# DIY Tower speakers - Help Please



## gilbypoleadamson (Feb 8, 2007)

I'm looking to replace my old Polk audio monitor 10's from I don't know how long ago and I settled on making my own. I have little to know knowledge of how to make a speaker enclosure in terms of making it sound good but I have allot of experience in working with wood and making furniture and other things. What I am really looking for is help with any part of the process since I don't know anything about where to start. Looking to make two large, relatively simple tower speakers with one or more drivers.


----------



## Geoff St. Germain (Dec 18, 2006)

There's a lot of designs available on the net. IME, the most difficult part is building and finishing the cabinets when working with a completed design. What is your budget?


----------



## gilbypoleadamson (Feb 8, 2007)

Not exaclty sure, probably up to 400 excluding the wood for the speakers.


----------



## JCD (Apr 20, 2006)

I'd take a look at some of the designs at:

Zalytron
Madisound
Parts Express

Zalytron has the best prices and uses good drivers, terrible website and a "gruff" owner.
Madisound has a better variety of kits and uses good drivers
Parts Express probably has the most variety, but typically their drivers are more expensive compared to the other two and, based soley on someone else's opinion that I trust, their kits aren't up to the standards as those of Zalytron or Madisound.

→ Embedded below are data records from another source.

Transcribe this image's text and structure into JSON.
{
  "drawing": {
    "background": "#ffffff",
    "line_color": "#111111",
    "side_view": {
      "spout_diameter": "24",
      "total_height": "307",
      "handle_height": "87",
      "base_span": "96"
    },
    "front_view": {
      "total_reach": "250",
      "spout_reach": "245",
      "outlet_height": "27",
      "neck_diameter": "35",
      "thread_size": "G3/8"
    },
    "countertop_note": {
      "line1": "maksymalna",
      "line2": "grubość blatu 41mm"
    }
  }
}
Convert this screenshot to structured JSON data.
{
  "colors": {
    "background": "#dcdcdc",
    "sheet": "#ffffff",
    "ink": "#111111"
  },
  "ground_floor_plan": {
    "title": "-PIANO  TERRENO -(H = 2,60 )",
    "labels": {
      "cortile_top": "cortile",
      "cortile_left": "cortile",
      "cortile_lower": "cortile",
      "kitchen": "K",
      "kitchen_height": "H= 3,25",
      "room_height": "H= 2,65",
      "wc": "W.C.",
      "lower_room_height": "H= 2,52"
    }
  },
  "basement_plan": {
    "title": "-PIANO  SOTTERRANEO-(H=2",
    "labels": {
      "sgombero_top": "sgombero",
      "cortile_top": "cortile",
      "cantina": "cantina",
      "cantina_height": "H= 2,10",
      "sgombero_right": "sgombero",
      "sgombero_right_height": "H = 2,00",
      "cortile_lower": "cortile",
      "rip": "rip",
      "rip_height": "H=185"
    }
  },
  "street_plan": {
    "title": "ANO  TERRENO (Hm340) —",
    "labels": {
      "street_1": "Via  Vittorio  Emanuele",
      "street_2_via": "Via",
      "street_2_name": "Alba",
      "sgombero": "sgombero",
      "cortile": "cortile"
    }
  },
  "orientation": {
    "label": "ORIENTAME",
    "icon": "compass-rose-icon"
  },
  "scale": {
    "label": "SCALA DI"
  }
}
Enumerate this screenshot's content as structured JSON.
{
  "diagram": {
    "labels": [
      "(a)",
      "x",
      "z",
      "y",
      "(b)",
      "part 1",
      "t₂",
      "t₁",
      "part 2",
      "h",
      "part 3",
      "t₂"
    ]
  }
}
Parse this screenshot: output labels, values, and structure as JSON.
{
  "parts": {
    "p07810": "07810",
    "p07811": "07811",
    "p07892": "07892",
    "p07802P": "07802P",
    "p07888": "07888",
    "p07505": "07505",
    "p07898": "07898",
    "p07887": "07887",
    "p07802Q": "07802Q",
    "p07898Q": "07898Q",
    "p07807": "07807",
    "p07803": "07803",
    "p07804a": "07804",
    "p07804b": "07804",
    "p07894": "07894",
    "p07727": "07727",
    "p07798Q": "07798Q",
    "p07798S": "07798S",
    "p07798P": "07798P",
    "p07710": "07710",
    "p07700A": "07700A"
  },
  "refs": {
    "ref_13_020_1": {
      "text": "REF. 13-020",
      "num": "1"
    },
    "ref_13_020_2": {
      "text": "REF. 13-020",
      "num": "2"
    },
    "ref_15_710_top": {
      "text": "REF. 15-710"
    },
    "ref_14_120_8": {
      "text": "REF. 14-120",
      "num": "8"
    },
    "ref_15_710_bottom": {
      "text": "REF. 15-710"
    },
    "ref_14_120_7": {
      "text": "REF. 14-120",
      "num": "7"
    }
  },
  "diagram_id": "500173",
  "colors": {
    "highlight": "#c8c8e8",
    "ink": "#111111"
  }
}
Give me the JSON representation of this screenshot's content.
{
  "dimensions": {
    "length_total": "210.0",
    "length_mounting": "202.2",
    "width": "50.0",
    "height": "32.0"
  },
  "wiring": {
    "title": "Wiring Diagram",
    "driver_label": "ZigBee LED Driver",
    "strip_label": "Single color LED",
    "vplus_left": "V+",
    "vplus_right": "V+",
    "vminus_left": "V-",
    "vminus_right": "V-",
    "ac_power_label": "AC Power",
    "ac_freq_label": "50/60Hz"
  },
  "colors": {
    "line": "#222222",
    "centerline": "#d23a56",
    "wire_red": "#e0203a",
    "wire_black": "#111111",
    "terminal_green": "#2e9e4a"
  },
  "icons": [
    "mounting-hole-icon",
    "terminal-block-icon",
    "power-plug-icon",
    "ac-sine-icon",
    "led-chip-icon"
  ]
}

I'd take a look at the descriptions and see if any catch your eye.

Stuff to remember to buy when you the drivers as it may not be included in a kit (ask first of course):

Binding Posts
Feet
enclosure stuffing
Closed foam tape
Driver Screws -- much easier/cheaper to get them from these from one of the companies listed above.
Flared Ports -- gives better performance than non-flared

JCD


----------



## gilbypoleadamson (Feb 8, 2007)

I found these directions and i like the design and they seem simple enough. The one thing about it however is I would like it to be a two way system with a tweeter along with the woofer. Do these look like good designs and if so how hard would it be to modify them.


----------



## Geoff St. Germain (Dec 18, 2006)

That is a design using a single full range driver. If you want a two way speaker then I wouldn't use that driver as it is intended to work without a tweeter.


----------



## dlneubec (Oct 9, 2006)

Another very good source for top notch designs is here:

http://htguide.com/forum/forumdisplay.php4?f=39

Dan N.


----------



## jackfish (Dec 27, 2006)

If you are thinking of using a full ranger and want good sound and economy think about adapting the Quasi.Mo.D.O. with the Pioneer B20FU20-51FW (which is about $100 less than the Hemp driver) and a Motorola or CTS KSN-1005 with an L-pad. I built this loudspeaker, and when tuned to 35 Hz, modifications are made to the piezo, ala Godzilla, and phase plugs are added to the Pioneers, they offer an incredible sounding loudspeaker for the price.

http://www.melhuish.org/audio/DIYBX8.html


----------



## JCD (Apr 20, 2006)

I hgave no idea, but I've generally got a good impression about the Seas drivers, and Zaph Audio is definitely one of the more active DIYers out there.. maybe this one could fit the bill?

Seas Zaph Audio SR71 Kit - $330.68 for basic parts

JCD


----------